We sat there, stunned, both of us crying. “I need to call my parents,” I told Arthur. “How do I tell them this? I can’t tell them this.” He stared at me. I knew he would have the worse task of going out to that waiting room to tell his parents live. Arthur and I are both oldest children. Our baby was not only the first grandchild on both sides, but also the first great-grandchild for three sets of grandparents. This loss would ripple through so many people.

I focused on trying to get my breathing under control. Dr. I with Dr. H and the nurse in tow came back into the room. “Okay,” he said. “What questions do you have?”

“How soon will it happen? Is this a state where I’ll need a death certificate since I’m over 20 weeks? What do we do with the…remains?”

“Yes, you’ll need a death certificate,” Dr. H told us, “but there are lots of people here who will help you with those aspects later. As for when…I would expect before I go off shift on Sunday night.”

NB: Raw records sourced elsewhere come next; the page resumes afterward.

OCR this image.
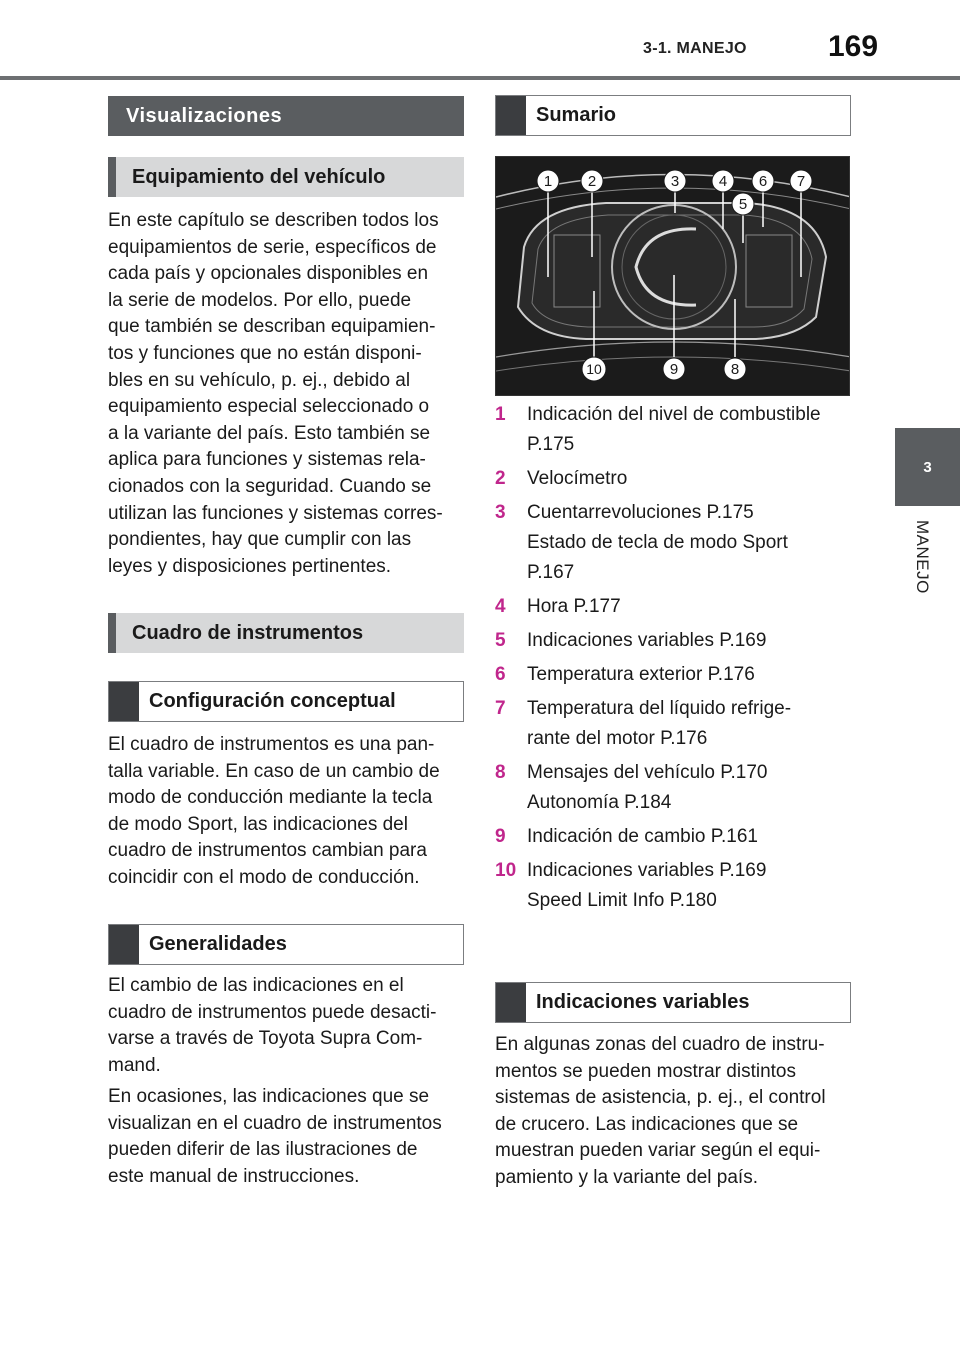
3-1. MANEJO	169
3
MANEJO
Visualizaciones
Equipamiento del vehículo
En este capítulo se describen todos los
equipamientos de serie, específicos de
cada país y opcionales disponibles en
la serie de modelos. Por ello, puede
que también se describan equipamien-
tos y funciones que no están disponi-
bles en su vehículo, p. ej., debido al
equipamiento especial seleccionado o
a la variante del país. Esto también se
aplica para funciones y sistemas rela-
cionados con la seguridad. Cuando se
utilizan las funciones y sistemas corres-
pondientes, hay que cumplir con las
leyes y disposiciones pertinentes.
Cuadro de instrumentos
Configuración conceptual
El cuadro de instrumentos es una pan-
talla variable. En caso de un cambio de
modo de conducción mediante la tecla
de modo Sport, las indicaciones del
cuadro de instrumentos cambian para
coincidir con el modo de conducción.
Generalidades
El cambio de las indicaciones en el
cuadro de instrumentos puede desacti-
varse a través de Toyota Supra Com-
mand.
En ocasiones, las indicaciones que se
visualizan en el cuadro de instrumentos
pueden diferir de las ilustraciones de
este manual de instrucciones.
Sumario
1 2	3	4
5
6 7
8
9
10
1	Indicación del nivel de combustible
P.175
2	Velocímetro
3	Cuentarrevoluciones P.175
Estado de tecla de modo Sport
P.167
4	Hora P.177
5	Indicaciones variables P.169
6	Temperatura exterior P.176
7	Temperatura del líquido refrige-
rante del motor P.176
8	Mensajes del vehículo P.170
Autonomía P.184
9	Indicación de cambio P.161
10 Indicaciones variables P.169
Speed Limit Info P.180
Indicaciones variables
En algunas zonas del cuadro de instru-
mentos se pueden mostrar distintos
sistemas de asistencia, p. ej., el control
de crucero. Las indicaciones que se
muestran pueden variar según el equi-
pamiento y la variante del país.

I directed the next question to Dr. I. “Have you ever seen any time that a rupture at this point resulted in a living baby?”

He sighed. “Twice. In 26 years. The one thing I will tell you is that if – if – you somehow manage to stay uninfected and pregnant, which is not going to happen, you made it with your membranes intact through a crucial period of lung development.”

We asked a few other questions I don’t remember, and then the doctors and nurse were gone. The room was silent. I picked up my phone and found myself texting my boss that I wouldn’t be in Monday, a brief explanation, and that I’d probably plan to take whatever FMLA I had left before coming back to work. It was far easier to type to a much less-affected party than to contemplate the next call I needed to make: my parents.

Arthur was supposed to start a new job Monday morning. As I was texting, he was calling the HR director to let them know that he needed to delay his start date. Thankfully, the HR director was wholly sympathetic and immediately told him that he could take as much time as he needed.

After that, we sat shell-shocked in an uncomfortable silence. Both of us knew it was time. Neither of us wanted to move. We had to tell our families.